Anyway. This is a recipe any mac n' cheese lover will enjoy. It's super simple and easy to dress up or down according to your own preferences. 

Crock Pot Macaroni and Cheese

1 (8-oz) box elbow macaroni (this is 2 c. dry)
1 stick of butter 
2 1/2 c. sharp cheddar
2 eggs, beaten
1 (12-oz) can evaporated milk
1 1/2 c. milk

Place stick of butter in the crock pot. Cook and drain the macaroni. Pour over the butter in crock pot. Add 2 cups of cheese and stir. Add evaporated milk, beaten eggs, regular milk, salt and pepper to taste. Stir. Top with remaining 1/2 cup pf cheese and cover. Cook 3 hours on LOW heat.

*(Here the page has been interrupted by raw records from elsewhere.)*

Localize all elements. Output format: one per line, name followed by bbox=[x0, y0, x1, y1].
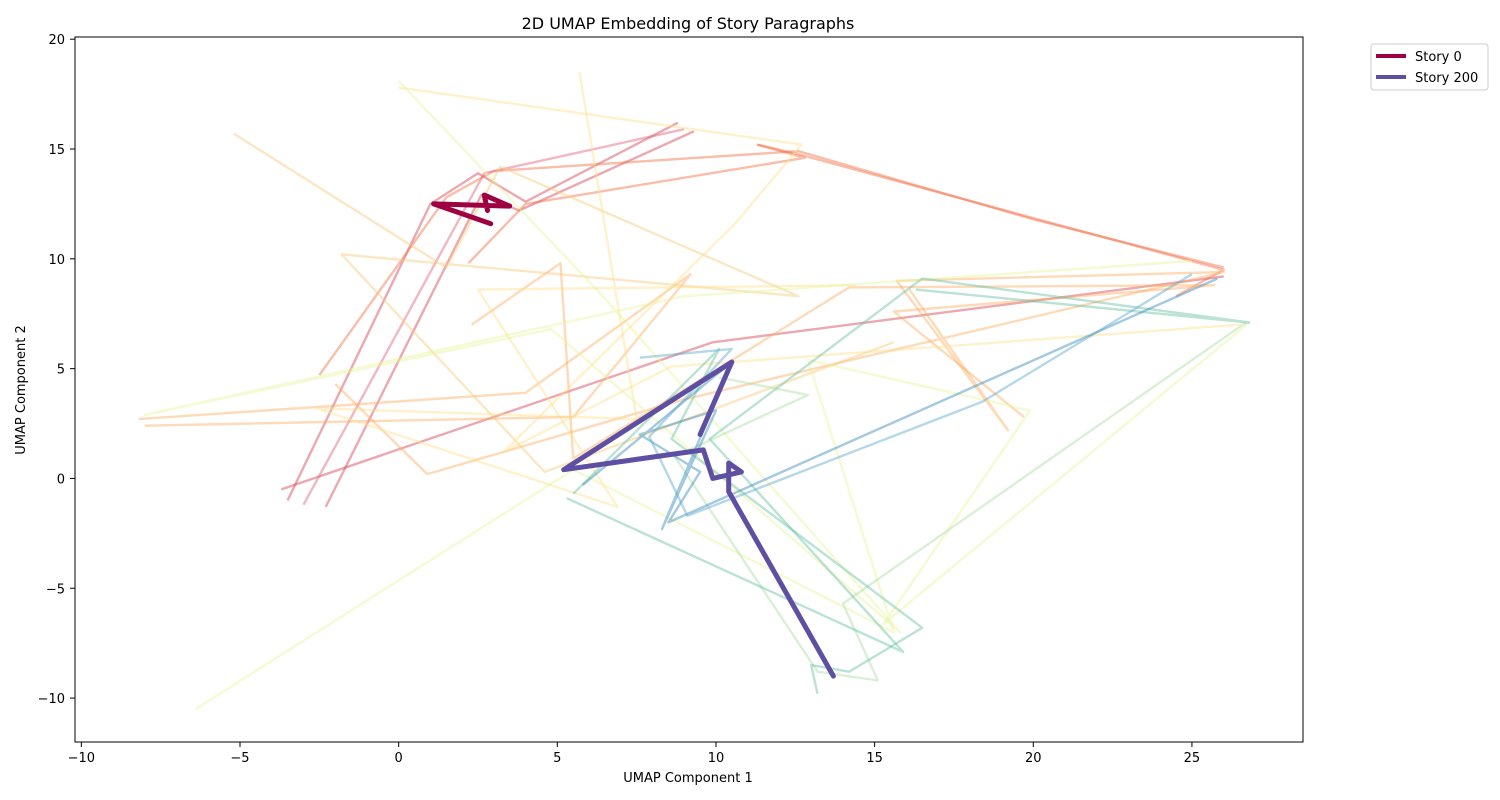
x-tick-label: 10 bbox=[708, 751, 725, 766]
x-tick-label: 0 bbox=[395, 751, 403, 766]
x-tick-label: 5 bbox=[553, 751, 561, 766]
x-tick-label: −5 bbox=[230, 751, 249, 766]
background-story-line bbox=[572, 347, 924, 694]
y-tick-label: 5 bbox=[57, 363, 65, 378]
x-tick-label: 20 bbox=[1025, 751, 1042, 766]
y-tick-label: 0 bbox=[57, 472, 65, 487]
y-axis-label: UMAP Component 2 bbox=[14, 325, 29, 454]
x-tick-label: 15 bbox=[866, 751, 883, 766]
background-story-line bbox=[756, 143, 1225, 298]
background-story-line bbox=[334, 270, 1225, 476]
y-tick-label: 15 bbox=[48, 143, 65, 158]
background-story-line bbox=[286, 121, 679, 501]
plot-frame bbox=[74, 36, 1304, 743]
background-story-line bbox=[318, 149, 1224, 376]
x-tick-label: −10 bbox=[68, 751, 95, 766]
y-tick-label: 20 bbox=[48, 33, 65, 48]
legend-label-story-0: Story 0 bbox=[1415, 50, 1462, 65]
y-axis: −10 −5 0 5 10 15 20 bbox=[38, 33, 75, 707]
legend-label-story-200: Story 200 bbox=[1415, 71, 1478, 86]
x-axis: −10 −5 0 5 10 15 20 25 bbox=[68, 742, 1201, 766]
background-story-line bbox=[143, 80, 1192, 634]
background-story-line bbox=[470, 262, 1216, 460]
x-tick-label: 25 bbox=[1184, 751, 1201, 766]
background-story-line bbox=[467, 143, 806, 265]
y-tick-label: −5 bbox=[46, 582, 65, 597]
chart-title: 2D UMAP Embedding of Story Paragraphs bbox=[522, 14, 855, 33]
background-story-line bbox=[315, 71, 856, 509]
y-tick-label: −10 bbox=[38, 692, 65, 707]
background-story-line bbox=[280, 275, 1224, 491]
highlighted-series-group bbox=[431, 192, 836, 679]
legend: Story 0 Story 200 bbox=[1370, 43, 1489, 91]
background-story-line bbox=[233, 132, 895, 474]
background-story-line bbox=[398, 86, 1240, 454]
highlighted-story-line-0 bbox=[431, 192, 513, 227]
background-story-line bbox=[639, 273, 1193, 517]
highlighted-story-line-1 bbox=[561, 359, 836, 679]
background-series-group bbox=[138, 71, 1251, 711]
y-tick-label: 10 bbox=[48, 253, 65, 268]
x-axis-label: UMAP Component 1 bbox=[623, 771, 752, 786]
background-story-line bbox=[138, 273, 692, 427]
background-story-line bbox=[302, 128, 685, 506]
background-story-line bbox=[566, 277, 1251, 654]
background-story-line bbox=[673, 321, 1247, 682]
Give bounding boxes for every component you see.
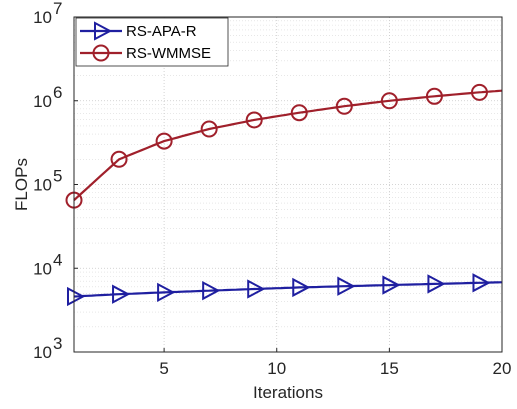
series-rs-apa-r [67, 273, 502, 307]
y-tick-label: 10 [33, 176, 52, 195]
data-point [470, 83, 488, 101]
data-point [425, 87, 443, 105]
y-axis-label: FLOPs [12, 158, 31, 211]
y-tick-label: 10 [33, 259, 52, 278]
legend-item-rs-wmmse: RS-WMMSE [80, 44, 211, 62]
data-point [157, 282, 176, 303]
series-line [73, 89, 503, 202]
x-tick-label: 5 [159, 359, 168, 378]
series-rs-wmmse [65, 83, 503, 209]
y-tick-label: 10 [33, 343, 52, 362]
data-point [247, 279, 266, 299]
legend-label: RS-WMMSE [126, 45, 211, 62]
data-point [200, 120, 218, 138]
y-tick-label: 10 [33, 92, 52, 111]
y-tick-exponent: 7 [53, 0, 62, 18]
data-point [472, 273, 491, 293]
data-point [155, 132, 173, 150]
x-tick-label: 10 [267, 359, 286, 378]
data-point [245, 111, 263, 129]
x-tick-label: 20 [493, 359, 512, 378]
y-tick-exponent: 6 [53, 83, 62, 102]
data-point [110, 150, 128, 168]
y-tick-exponent: 3 [53, 334, 62, 353]
data-point [380, 92, 398, 110]
y-tick-exponent: 5 [53, 167, 62, 186]
x-tick-label: 15 [380, 359, 399, 378]
y-tick-exponent: 4 [53, 250, 62, 269]
y-tick-label: 10 [33, 8, 52, 27]
legend-marker [92, 44, 110, 62]
data-point [337, 276, 356, 296]
data-point [112, 284, 131, 304]
data-point [202, 280, 221, 301]
legend-item-rs-apa-r: RS-APA-R [80, 21, 197, 41]
series-line [73, 281, 502, 298]
data-point [335, 97, 353, 115]
legend-label: RS-APA-R [126, 23, 197, 40]
x-axis-label: Iterations [253, 383, 323, 402]
data-point [382, 275, 401, 295]
data-point [427, 274, 446, 294]
data-point [292, 277, 311, 298]
data-point [290, 104, 308, 122]
series-layer [65, 83, 503, 307]
data-point [67, 286, 86, 307]
legend: RS-APA-R RS-WMMSE [75, 17, 229, 67]
legend-marker [94, 21, 113, 41]
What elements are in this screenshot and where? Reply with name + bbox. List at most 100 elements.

 This is an awesome side dish to take to a party but it makes a great main course as well. 
Try adding ham and/or fresh tomato slices! Or make a mac n' cheese bar! Set out extra cheese, diced ham, sliced green onions, tomatoes, crumbled bacon, cooked chorizo (our favorite!) etc.

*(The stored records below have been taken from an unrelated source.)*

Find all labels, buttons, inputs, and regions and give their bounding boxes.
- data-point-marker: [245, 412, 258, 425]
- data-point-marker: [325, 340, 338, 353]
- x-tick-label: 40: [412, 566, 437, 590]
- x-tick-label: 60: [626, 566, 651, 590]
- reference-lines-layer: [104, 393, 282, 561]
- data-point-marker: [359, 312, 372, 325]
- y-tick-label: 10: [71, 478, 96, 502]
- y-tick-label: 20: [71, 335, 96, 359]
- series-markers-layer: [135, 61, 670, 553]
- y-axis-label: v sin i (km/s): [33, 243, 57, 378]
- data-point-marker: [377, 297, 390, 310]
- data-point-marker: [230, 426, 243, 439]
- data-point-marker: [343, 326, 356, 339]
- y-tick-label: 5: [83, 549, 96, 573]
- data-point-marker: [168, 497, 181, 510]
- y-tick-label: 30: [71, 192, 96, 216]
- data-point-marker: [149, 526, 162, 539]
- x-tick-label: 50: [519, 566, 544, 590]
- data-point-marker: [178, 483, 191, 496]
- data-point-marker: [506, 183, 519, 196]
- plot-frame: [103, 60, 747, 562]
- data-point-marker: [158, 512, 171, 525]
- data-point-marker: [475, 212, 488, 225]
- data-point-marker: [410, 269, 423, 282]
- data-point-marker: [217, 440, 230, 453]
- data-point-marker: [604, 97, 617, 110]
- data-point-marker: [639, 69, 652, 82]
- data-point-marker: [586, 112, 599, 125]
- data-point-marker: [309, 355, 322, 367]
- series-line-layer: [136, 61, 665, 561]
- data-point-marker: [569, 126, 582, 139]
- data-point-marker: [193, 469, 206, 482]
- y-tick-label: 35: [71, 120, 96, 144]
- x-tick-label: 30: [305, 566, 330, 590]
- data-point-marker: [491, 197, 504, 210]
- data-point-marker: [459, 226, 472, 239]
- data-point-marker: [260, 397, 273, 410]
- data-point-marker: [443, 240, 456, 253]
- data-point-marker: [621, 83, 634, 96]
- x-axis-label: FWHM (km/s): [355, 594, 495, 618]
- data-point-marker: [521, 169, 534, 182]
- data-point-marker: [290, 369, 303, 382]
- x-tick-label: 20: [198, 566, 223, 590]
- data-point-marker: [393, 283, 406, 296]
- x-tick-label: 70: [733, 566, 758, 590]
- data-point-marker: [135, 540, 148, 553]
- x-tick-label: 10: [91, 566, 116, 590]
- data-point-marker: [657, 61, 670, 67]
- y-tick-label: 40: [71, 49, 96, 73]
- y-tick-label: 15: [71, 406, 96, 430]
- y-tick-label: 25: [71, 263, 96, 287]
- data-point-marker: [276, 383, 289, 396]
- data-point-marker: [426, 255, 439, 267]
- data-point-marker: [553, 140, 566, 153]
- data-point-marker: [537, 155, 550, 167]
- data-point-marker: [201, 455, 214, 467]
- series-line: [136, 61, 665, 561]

My crockpot tends to run  hot so I've found I need to cut the cook time to 2 1/2 hours or so. The macaroni pictured above was actually cooked for three hours. Had I gotten to it and turned it off sooner it would have been a bit creamier. It's still delish though! Just keep in mind you may need to adjust the cook time depending on the disposition of your crockpot.

You can use any combination of cheese that you'd like. The cheesier the better, I say!

You can add additional seasonings to change things up a bit. I almost always add some chicken boullion and a dash of cayenne or hot sauce.
 I used Pampered Chef's dijon mustard blend once and it turned out wonderfully!